I plugged in the blowers and ran it out supersonic just for the exercise. I pulled it up over the top in a loop, then followed that with a barrel-roll which took a couple more efforts to get it right. Flew it around upside down for a while, and did about a million aileron rolls.

What a responsive aircraft! Our gross weight was far below the max of 30 or so tons, but the F-16 is a massive machine. Us Lawn Dart jocks used to refer to them as 'flying tennis courts' in the early training battles against them. I had not expected it to handle like this.

Before we left the range, TREE took up the avionics orientation once more. Afterwards, I was convinced that the guys who used this machine against Baghdad could pinpoint the fillings in Saddam Hussein's rotten teeth. No wonder they never missed.

He let me fly the recovery back to Luke and coached me through the first ILS I had flown in the better part of a decade. That, followed by a PAR under the patient direction of the Luke Approach final controller. I became somewhat embarrassed by the litany of "going slightly below glide slope, now well below glide slope" from the voice in my headset.
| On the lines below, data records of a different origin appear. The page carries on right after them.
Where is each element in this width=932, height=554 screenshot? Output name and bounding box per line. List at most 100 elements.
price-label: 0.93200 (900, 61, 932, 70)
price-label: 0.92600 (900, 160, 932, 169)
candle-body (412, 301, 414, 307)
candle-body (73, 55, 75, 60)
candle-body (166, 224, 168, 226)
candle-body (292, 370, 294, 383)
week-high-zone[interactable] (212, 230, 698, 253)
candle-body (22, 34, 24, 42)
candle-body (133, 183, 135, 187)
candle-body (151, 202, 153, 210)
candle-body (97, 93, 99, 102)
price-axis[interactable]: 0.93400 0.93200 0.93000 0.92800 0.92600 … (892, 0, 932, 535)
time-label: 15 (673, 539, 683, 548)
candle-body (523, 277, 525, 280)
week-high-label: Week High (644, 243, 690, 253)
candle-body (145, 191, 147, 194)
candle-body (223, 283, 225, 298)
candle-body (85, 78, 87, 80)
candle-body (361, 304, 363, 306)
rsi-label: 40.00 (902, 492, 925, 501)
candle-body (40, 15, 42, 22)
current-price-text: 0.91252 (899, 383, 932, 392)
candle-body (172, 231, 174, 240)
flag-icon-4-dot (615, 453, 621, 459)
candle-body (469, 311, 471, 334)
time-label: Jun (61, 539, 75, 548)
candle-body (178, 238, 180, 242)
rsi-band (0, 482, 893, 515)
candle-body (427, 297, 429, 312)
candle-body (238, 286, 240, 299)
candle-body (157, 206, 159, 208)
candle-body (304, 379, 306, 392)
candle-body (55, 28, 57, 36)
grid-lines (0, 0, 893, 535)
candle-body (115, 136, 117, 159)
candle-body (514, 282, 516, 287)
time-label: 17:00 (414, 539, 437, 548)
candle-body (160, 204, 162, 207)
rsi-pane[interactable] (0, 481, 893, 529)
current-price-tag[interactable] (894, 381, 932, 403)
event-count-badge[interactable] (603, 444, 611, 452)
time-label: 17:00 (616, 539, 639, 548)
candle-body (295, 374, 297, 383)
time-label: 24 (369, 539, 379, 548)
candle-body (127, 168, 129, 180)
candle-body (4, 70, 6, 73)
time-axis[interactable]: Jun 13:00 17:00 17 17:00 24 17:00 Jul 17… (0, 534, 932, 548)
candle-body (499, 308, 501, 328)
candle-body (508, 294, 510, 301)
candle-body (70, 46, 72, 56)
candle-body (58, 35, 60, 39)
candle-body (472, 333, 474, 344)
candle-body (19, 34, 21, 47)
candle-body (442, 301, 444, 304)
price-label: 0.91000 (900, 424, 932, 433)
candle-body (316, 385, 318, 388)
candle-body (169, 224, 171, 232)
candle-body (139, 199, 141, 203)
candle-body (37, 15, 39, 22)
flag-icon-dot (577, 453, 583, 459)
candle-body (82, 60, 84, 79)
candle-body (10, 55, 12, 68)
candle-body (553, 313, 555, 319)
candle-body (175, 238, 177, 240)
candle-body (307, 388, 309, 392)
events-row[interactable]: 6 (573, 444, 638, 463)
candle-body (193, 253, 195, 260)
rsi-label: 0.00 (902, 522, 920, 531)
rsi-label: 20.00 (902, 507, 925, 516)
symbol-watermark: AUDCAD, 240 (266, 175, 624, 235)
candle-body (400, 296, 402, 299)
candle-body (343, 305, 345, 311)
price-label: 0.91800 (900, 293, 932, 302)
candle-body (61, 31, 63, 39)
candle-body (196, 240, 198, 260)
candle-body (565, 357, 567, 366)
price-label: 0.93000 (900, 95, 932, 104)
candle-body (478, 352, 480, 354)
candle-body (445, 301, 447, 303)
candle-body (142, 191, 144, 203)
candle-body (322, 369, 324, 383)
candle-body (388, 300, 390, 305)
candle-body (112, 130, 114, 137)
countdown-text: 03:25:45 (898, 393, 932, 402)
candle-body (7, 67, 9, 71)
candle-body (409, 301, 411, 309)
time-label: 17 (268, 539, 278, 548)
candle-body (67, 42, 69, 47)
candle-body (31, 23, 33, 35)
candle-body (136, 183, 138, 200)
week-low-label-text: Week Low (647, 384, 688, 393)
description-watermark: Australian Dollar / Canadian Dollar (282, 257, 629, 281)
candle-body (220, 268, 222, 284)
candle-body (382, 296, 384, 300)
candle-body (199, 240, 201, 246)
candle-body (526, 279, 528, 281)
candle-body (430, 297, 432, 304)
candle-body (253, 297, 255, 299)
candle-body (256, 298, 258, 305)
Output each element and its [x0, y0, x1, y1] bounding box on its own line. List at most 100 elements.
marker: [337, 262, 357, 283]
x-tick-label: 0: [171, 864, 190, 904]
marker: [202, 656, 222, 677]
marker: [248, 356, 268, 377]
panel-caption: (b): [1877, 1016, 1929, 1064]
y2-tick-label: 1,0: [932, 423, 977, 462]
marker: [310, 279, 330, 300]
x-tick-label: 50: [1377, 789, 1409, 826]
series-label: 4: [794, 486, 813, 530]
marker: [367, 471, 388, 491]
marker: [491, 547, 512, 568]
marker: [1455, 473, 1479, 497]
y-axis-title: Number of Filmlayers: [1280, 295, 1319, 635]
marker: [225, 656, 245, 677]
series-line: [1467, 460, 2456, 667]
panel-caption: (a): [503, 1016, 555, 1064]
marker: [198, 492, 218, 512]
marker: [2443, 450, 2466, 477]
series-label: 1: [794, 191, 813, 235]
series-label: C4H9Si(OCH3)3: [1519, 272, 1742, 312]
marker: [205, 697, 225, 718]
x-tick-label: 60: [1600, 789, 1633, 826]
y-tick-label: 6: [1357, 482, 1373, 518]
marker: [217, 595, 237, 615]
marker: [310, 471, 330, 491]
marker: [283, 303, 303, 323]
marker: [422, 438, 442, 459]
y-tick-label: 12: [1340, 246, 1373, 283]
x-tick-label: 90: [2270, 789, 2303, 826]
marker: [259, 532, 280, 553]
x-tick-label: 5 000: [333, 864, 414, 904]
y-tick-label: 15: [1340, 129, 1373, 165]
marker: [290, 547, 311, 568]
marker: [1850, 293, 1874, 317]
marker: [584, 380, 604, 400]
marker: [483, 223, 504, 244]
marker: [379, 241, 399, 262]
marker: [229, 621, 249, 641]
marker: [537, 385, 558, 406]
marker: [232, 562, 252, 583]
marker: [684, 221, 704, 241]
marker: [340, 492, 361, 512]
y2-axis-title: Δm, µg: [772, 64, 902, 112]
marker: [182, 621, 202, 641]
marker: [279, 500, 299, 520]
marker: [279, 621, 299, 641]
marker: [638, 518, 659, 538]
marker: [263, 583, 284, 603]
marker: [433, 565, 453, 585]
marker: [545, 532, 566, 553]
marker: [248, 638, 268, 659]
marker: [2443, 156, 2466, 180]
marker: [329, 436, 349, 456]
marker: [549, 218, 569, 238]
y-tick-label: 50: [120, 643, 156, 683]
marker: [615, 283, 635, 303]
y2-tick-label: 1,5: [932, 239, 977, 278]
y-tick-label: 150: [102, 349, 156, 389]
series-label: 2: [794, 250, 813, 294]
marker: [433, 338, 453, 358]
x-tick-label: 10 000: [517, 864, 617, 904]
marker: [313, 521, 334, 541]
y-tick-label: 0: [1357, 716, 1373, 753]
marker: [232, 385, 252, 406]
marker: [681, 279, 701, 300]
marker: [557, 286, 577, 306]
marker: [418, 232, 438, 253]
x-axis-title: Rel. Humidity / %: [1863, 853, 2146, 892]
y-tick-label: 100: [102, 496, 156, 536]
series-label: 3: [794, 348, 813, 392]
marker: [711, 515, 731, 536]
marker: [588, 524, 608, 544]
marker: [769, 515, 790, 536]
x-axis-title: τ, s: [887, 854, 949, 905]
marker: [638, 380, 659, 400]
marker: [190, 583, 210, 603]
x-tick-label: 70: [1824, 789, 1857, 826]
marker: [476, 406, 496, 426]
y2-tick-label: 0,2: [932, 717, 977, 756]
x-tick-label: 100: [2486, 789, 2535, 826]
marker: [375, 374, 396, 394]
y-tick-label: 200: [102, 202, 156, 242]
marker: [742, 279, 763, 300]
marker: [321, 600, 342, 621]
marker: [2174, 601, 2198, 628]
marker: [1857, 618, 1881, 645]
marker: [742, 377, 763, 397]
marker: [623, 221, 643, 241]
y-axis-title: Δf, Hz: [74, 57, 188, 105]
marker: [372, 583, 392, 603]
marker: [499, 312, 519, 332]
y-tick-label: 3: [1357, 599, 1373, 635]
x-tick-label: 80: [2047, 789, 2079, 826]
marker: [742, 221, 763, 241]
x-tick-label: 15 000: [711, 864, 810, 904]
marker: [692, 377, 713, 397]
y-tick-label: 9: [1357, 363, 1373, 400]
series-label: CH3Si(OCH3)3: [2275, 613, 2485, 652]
Father IP in the front seat sent the clue bird back to help. "Hold 165 knots; that'll give you the best angle of attack on final approach."

A light touch of the throttles and the magnificent beast began to make me look a little more like an instrument pilot.

On the go-around from the PAR low approach, TREE said, "Now, give me a closed."

Great! I always loved that butt-shining pull-up off the runway to the closed downwind. Throttles to the mil stop just short of afterburner range, a hard tug back on the stick to get the nose aimed for the blue, then about an eighty-nine-degree bank to bring her about to the one-eighty.

I grossly underestimate the power in those two godzilla motors and off we go, headed for the antenna farm atop the White Tank Mountains off to the west. A wry comment from the front cockpit, and I apologize to TREE; his buddies are gonna think he's a hamfist. I make a mental note to let his boss know that I was to blame for the space shuttle maneuver.

He takes it on downwind and caresses her gently back onto the asphalt.

After the picture-taking and the interviews with the reporter from the Tally-Ho, Luke's base newspaper, I find a quiet corner and whip out my log book. A quick entry and it now proudly reads two-thousand hours in the F-4, a thousand in the F-16. . .

And an hour-and-a-half in the Strike Eagle.

A month later, I go out to do hot wings and beer with TREE and the other Deadly Jesters. I bring along my guitar and debut Strike Eagle and The Man Who Flies the Backseat.